A by his will bequeaths certain legacies, of which one is void under section 118, and another lapses by the death of the legatee. He bequeaths the residue of his property to B. After the date of his will A purchases a zamindari, which belongs to him at the time of his death. B is entitled to the two legacies and the zamindari as part of the residue.
104. Time of vesting legacy in general terms —
If a legacy is given in general terms, without specifying the time when it is to be paid, the legatee has a vested interest in it from the day of the death of the testator, and, if he dies without having received it, it shall pass to his representatives.

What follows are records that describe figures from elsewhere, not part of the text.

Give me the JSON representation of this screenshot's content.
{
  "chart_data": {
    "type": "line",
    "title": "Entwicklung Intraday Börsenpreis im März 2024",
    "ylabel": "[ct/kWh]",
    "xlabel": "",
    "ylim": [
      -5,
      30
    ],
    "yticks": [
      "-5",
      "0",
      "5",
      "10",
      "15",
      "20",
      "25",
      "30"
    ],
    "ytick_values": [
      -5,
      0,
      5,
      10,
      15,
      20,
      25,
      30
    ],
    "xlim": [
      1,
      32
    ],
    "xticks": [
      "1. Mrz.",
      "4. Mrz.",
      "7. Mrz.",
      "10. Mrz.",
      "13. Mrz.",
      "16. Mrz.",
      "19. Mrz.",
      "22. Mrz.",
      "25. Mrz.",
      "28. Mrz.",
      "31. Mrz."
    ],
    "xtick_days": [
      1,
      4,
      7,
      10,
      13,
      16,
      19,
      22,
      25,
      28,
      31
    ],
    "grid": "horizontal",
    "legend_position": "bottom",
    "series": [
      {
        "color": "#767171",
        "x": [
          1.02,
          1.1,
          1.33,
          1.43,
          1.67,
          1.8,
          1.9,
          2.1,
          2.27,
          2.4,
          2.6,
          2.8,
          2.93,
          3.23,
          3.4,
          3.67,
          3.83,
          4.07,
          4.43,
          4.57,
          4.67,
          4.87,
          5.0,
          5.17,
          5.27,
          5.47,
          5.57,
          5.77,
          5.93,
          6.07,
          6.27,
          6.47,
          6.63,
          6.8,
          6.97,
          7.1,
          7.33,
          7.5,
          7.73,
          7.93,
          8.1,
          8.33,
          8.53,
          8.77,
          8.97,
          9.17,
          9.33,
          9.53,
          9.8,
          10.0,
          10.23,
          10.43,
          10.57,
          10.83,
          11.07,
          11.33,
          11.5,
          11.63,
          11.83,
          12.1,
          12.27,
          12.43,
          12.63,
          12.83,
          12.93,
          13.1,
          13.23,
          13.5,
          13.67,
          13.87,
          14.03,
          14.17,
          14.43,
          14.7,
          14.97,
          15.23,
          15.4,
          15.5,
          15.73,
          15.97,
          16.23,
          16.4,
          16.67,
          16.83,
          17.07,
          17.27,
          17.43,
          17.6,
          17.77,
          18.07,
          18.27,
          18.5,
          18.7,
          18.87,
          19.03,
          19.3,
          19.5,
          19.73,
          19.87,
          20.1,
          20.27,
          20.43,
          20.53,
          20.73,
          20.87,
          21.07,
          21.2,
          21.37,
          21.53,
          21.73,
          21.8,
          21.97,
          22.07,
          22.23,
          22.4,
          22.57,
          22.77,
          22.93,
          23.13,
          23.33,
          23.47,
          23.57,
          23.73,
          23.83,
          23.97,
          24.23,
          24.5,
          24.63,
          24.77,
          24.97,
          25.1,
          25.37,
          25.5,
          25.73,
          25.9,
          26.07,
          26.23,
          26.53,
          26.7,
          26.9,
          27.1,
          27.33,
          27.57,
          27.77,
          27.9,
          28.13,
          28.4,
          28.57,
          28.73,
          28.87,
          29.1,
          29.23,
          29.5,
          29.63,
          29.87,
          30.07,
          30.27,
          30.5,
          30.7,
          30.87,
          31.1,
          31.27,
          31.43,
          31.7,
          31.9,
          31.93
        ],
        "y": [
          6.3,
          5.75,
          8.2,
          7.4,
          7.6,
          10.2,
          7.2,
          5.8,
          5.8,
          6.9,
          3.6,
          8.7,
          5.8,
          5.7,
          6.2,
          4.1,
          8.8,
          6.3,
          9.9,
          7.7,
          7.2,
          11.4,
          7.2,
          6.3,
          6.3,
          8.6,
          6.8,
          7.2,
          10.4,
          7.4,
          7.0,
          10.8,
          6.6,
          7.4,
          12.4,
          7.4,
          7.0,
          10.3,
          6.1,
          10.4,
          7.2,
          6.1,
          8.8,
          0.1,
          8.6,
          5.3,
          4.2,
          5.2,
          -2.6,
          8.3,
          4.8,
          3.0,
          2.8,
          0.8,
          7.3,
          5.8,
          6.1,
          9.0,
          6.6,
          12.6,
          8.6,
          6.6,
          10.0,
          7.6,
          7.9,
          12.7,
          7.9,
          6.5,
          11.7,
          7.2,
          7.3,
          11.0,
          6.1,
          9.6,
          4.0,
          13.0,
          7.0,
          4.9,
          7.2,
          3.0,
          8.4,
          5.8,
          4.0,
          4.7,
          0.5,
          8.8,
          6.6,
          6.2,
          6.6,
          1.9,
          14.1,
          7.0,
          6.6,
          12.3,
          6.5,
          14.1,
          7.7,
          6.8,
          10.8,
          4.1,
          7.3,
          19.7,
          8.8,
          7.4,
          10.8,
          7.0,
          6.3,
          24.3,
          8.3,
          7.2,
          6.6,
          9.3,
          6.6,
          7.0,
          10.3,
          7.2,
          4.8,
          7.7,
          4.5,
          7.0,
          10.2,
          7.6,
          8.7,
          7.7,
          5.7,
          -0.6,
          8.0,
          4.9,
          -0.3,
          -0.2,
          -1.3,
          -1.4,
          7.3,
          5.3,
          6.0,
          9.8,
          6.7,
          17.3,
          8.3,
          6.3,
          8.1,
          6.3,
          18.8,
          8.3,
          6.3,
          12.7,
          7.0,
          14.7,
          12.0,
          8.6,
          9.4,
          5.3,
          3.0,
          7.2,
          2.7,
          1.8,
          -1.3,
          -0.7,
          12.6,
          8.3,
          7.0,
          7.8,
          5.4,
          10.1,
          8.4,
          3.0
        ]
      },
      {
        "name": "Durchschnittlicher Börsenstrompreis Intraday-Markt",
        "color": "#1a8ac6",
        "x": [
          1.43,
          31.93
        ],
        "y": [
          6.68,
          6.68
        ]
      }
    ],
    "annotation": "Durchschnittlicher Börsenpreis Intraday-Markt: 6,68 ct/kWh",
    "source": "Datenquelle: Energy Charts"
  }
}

105. In what case legacy lapses —
(1) If the legatee does not survive the testator, the legacy cannot take effect, but shall lapse and form part of the residue of the testator’s property, unless it appears by the will that the testator intended that it should go to some other person.
(2) In order to entitle the representatives of the legatee to receive the legacy, it must be proved that he survived the testator.
(i) The testator bequeaths to B "500 rupees which B owes me". B dies before the testator; the legacy lapses.
(ii) A bequest is made to A and his children. A dies before the testator, or happens to be dead when the will is made. The legacy to A and his children lapses.
(iii) A legacy is given to A, and, in case of his dying before the testator, to B. A dies before the testator. The legacy goes to B.
(iv) A sum of money is bequeathed to A for life, and after his death to B. A dies in the life time of the testator; B survives the testator. The bequest to B takes effect.
(v) A sum of money is bequeathed to A on his completing his eighteenth year, and in case he should die before he completes his eighteenth year, to B. A completes his eighteenth year, and dies in the lifetime of the testator. The legacy to A lapses, and the bequest to B does not take effect.
(vi) The testator and the legatee perished in the same ship-wreck. There is no evidence to show which died first. The legacy lapses.
106. Legacy does not lapse if one of two joint legatees die before testator —
If a legacy is given to two persons jointly, and one of them dies before the testator, the other legatee takes the whole.